紙幅の都合で書ききれなかったことも少なくありません。15年以降に新たに「WGIP」論業界に参入した言論人たちの、個々の主張の特徴などは紹介できていませんし、江藤以後「WGIP」論ないしそのヴァリエーションを継承してきた何人かの言論人(西尾幹二、櫻井よしこら)についても論じることはできませんでした。中心的な「WGIP」論のイデオローグである高橋史朗の主張の変遷についても、です。いずれも、今後機会があれば書いておきたいと思っています。

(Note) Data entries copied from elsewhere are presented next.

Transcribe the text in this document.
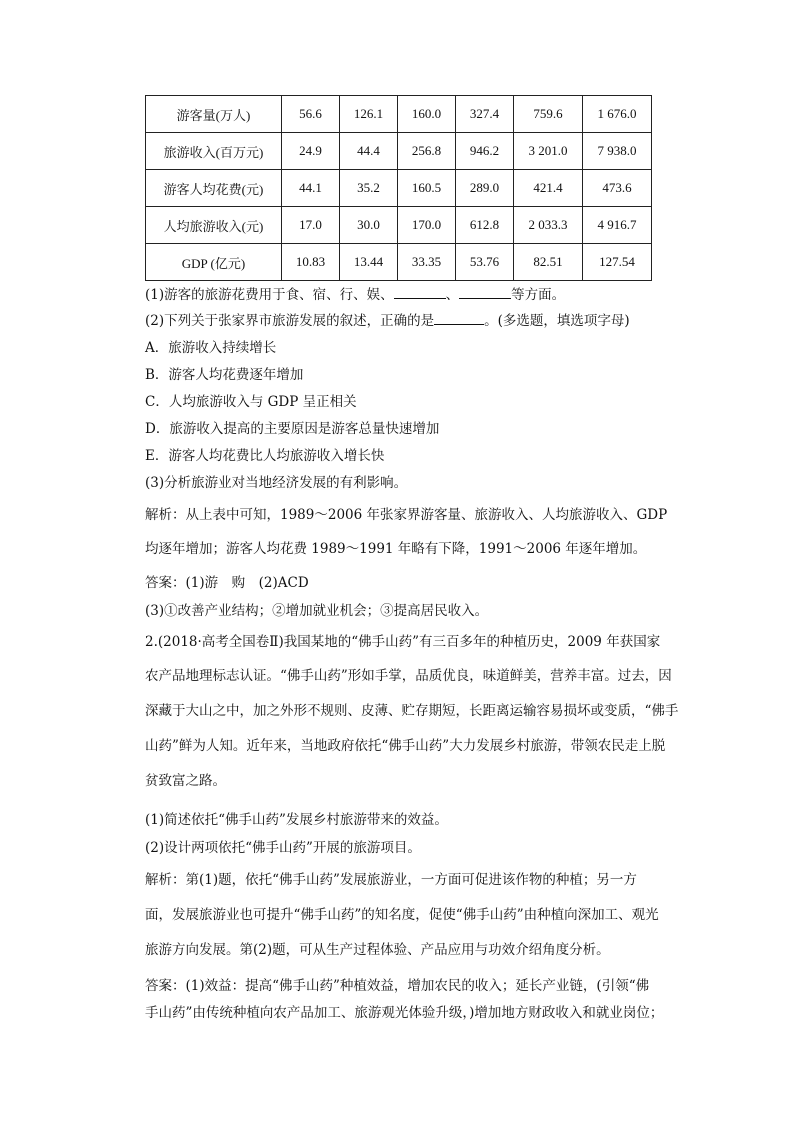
游客量(万人)	56.6	126.1	160.0	327.4	759.6	1 676.0
旅游收入(百万元)	24.9	44.4	256.8	946.2	3 201.0	7 938.0
游客人均花费(元)	44.1	35.2	160.5	289.0	421.4	473.6
人均旅游收入(元)	17.0	30.0	170.0	612.8	2 033.3	4 916.7
GDP (亿元)	10.83	13.44	33.35	53.76	82.51	127.54
(1)游客的旅游花费用于食、宿、行、娱、	、	等方面。
(2)下列关于张家界市旅游发展的叙述，正确的是	。(多选题，填选项字母)
A．旅游收入持续增长
B．游客人均花费逐年增加
C．人均旅游收入与 GDP 呈正相关
D．旅游收入提高的主要原因是游客总量快速增加
E．游客人均花费比人均旅游收入增长快
(3)分析旅游业对当地经济发展的有利影响。
解析：从上表中可知，1989～2006 年张家界游客量、旅游收入、人均旅游收入、GDP
均逐年增加；游客人均花费 1989～1991 年略有下降，1991～2006 年逐年增加。
答案：(1)游　购　(2)ACD
(3)①改善产业结构；②增加就业机会；③提高居民收入。
2.(2018·高考全国卷Ⅱ)我国某地的“佛手山药”有三百多年的种植历史，2009 年获国家
农产品地理标志认证。“佛手山药”形如手掌，品质优良，味道鲜美，营养丰富。过去，因
深藏于大山之中，加之外形不规则、皮薄、贮存期短，长距离运输容易损坏或变质，“佛手
山药”鲜为人知。近年来，当地政府依托“佛手山药”大力发展乡村旅游，带领农民走上脱
贫致富之路。
(1)简述依托“佛手山药”发展乡村旅游带来的效益。
(2)设计两项依托“佛手山药”开展的旅游项目。
解析：第(1)题，依托“佛手山药”发展旅游业，一方面可促进该作物的种植；另一方
面，发展旅游业也可提升“佛手山药”的知名度，促使“佛手山药”由种植向深加工、观光
旅游方向发展。第(2)题，可从生产过程体验、产品应用与功效介绍角度分析。
答案：(1)效益：提高“佛手山药”种植效益，增加农民的收入；延长产业链，(引领“佛
手山药”由传统种植向农产品加工、旅游观光体验升级，)增加地方财政收入和就业岗位；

「WGIP」論の荒唐無稽さについてはきちんと示すことができたと思います。しかしその荒唐無稽な主張を警戒しなければならないのは、「WGIP」論をこの社会が受容しかねない条件がいくつもそろってしまっているからです。安倍内閣が歴史修正主義的なイデオロギーをもっており、右派の「歴史戦」キャンペーンに公然と協力していること。主流メディアが歴史修正主義に対してきわめて寛容であること。「日本はむしろ被害者である」という歴史認識が日本人の自己愛をくすぐるものであること。さらに自身の記憶や実感に基づいて「戦争はこりごり」という意識をもつ世代が少数派となり、遠からずこの社会から退場すること、などです。「WGIP」論は戦後の日本がアジア太平洋戦争の体験をどう記憶してきたか……という戦後史を「修正」することで、「侵略戦争」も「南京大虐殺」も「慰安婦問題」も一気に否認することを可能にするものです。個々の論点について細かな議論を積み重ねるまでもなく「GHQの洗脳!」のひとことですべてをひっくり返せるわけですから、“歴史戦の決戦兵器”というわけです。これからの日本社会は実体験に依拠せずに「WGIP」論に抗しなければならないわけです。